Material und Methoden
Durchführung von zwei leitfadengestützten Fokusgruppendiskussionen (niedriger/mittlerer Sozialstatus und keine/kurze Stilldauer; n = 6 und n = 8). Zusätzliche Durchführung eines Erweiterungsmoduls mit Vergleichsgruppen (16 Telefoninterviews und eine digitale Gruppendiskussion (n = 3)).
Ergebnisse
Mütter in belasteten Lebenslagen weisen eher negativ geprägte Stillerfahrungen auf. Eine externe Stillvorbereitung hat kaum stattgefunden, reale und mediale Vorbilder und Unterstützer*innen sind selten. Objektive Vorteile des Stillens werden vielfach als unzutreffend zurückgewiesen. Die Vergleichsgruppen verfügen i. Allg. über mehr Unterstützer*innen im sozialen und professionellen Umfeld, sind tendenziell offener für fundierte Informationen und äußern sich souveräner im Umgang mit Stillschwierigkeiten oder dem öffentlichen Stillen.
Diskussion
Stillen ist ein emotionales und sensibles Thema. Frauen in belasteten Lebenssituationen sollten bereits in der Schwangerschaft (ggf. auch schon früher) eine umfassende und individuelle Stillberatung und -begleitung erhalten. Das Thema Stillen sollte im gesamten Lebenslauf präsent(er) sein, da eine Stillintention schon sehr früh geprägt wird. Förderlich ist auch ein verstärktes (mediales) Sichtbarmachen von (auch öffentlich) Stillenden. Zudem sollte ein insgesamt stigmasensibler Umgang mit dem Thema Stillen gefördert werden.
Abstract
Background
Women in psychosocially and materially disadvantaged life situations show a lower breastfeeding prevalence and a shorter breastfeeding duration. However, a deeper understanding of the underlying causes and motives is still missing.
Objectives
To identify for the first time, the needs and requirements, experiences, challenges and preferences in the context of breastfeeding among women in disadvantaged life situations.
Materials and methods
Performance of two qualitative focus group discussions (women with low/middle socioeconomic status and no/short duration of breastfeeding; n = 6 and n = 8). Additional performance of interviews with comparison groups (16 telephone interviews and one digital group discussion [n = 3]).
Results
Mothers in disadvantaged life circumstances are more likely to have negative breastfeeding experiences. External breastfeeding support as well as (real and media) role models and supporters are rare.
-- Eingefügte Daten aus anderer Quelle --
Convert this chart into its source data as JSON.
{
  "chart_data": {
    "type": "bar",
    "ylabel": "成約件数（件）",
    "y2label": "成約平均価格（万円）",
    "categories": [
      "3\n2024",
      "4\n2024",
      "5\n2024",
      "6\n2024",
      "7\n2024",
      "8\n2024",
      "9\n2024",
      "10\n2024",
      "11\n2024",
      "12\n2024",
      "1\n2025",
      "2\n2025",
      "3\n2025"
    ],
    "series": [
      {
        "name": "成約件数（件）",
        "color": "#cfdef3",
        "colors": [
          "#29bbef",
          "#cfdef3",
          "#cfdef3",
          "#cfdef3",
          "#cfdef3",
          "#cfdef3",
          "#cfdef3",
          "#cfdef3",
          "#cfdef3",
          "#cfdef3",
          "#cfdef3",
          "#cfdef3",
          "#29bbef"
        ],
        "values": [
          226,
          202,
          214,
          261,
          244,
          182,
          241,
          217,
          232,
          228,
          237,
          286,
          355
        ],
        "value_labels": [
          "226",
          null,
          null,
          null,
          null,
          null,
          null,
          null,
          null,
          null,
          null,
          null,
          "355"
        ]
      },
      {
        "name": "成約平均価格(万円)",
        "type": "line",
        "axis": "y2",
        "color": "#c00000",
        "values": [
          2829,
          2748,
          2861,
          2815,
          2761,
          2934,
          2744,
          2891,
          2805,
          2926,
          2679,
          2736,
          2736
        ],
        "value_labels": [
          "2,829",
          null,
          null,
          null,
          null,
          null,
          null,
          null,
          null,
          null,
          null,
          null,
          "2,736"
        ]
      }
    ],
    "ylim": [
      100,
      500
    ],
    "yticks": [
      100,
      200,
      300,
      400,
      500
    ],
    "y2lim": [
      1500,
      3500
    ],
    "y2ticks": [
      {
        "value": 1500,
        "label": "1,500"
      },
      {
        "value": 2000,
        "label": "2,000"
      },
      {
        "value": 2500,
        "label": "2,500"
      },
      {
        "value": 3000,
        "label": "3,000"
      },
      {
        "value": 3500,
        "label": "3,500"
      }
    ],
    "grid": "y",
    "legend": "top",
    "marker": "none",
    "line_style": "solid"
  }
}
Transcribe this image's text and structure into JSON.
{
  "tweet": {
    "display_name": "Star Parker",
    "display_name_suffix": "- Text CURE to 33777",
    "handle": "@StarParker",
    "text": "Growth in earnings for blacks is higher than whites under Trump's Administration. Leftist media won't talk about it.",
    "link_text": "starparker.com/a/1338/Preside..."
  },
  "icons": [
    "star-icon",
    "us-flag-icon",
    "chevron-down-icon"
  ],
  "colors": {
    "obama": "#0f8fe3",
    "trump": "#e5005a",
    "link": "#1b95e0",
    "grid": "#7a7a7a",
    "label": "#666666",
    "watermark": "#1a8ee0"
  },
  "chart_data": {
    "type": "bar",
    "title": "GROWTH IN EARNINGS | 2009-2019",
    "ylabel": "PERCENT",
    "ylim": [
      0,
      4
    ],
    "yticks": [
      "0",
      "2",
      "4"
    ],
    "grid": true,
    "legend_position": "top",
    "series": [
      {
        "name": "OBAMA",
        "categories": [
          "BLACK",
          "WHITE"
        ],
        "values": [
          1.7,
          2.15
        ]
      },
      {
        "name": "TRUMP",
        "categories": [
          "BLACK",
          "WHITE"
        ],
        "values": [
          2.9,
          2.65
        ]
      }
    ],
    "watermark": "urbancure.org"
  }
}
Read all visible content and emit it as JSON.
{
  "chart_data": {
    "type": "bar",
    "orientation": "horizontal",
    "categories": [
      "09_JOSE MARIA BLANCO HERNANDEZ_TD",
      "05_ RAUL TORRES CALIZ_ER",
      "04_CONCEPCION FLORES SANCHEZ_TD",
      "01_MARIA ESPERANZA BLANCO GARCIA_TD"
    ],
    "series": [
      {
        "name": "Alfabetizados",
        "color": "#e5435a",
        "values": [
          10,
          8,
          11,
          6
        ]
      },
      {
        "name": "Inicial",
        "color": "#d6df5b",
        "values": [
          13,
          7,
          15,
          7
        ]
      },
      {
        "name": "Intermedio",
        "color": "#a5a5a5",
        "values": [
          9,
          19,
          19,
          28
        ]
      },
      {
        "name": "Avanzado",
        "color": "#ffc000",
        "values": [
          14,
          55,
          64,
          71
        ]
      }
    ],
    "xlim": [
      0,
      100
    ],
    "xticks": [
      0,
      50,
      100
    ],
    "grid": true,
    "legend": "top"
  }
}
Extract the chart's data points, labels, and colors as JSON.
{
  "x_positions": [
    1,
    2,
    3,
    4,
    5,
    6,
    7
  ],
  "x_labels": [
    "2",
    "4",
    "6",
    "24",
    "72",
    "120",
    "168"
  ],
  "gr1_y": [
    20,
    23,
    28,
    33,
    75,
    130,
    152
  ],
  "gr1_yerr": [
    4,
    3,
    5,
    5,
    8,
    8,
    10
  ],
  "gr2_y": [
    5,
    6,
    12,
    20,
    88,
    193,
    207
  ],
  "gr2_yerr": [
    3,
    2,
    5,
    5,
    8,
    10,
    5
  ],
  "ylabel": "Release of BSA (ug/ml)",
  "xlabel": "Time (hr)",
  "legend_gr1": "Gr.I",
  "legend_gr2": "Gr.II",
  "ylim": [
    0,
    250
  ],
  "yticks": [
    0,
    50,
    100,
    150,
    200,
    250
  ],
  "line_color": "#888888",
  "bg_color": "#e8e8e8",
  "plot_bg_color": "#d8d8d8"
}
Objective advantages of breastfeeding are often rejected as inaccurate. The comparison groups have more supporters in their social and professional environment. They tend to be more open to well-founded information and more confident in dealing with breastfeeding difficulties or public breastfeeding.
Conclusions
Breastfeeding is an emotional and sensitive topic. Women in disadvantaged life situations should receive comprehensive and individual breastfeeding counselling and support during pregnancy (or even earlier). Breastfeeding should be (more) present throughout the entire life course, as the intention to breastfeed is formed very early. It is also beneficial to make breastfeeding more visible (also in public). In addition, an overall stigma-sensitive approach to the topic of breastfeeding should be promoted.
Notes
Gemessen mittels Schulabschluss und Berufsausbildung, wobei Teilnehmende ohne Schulabschluss, mit Hauptschulabschluss oder mit mittlerem Abschluss ohne abgeschlossene Berufsausbildung dem niedrigen formalen Bildungsniveau zugeordnet wurden.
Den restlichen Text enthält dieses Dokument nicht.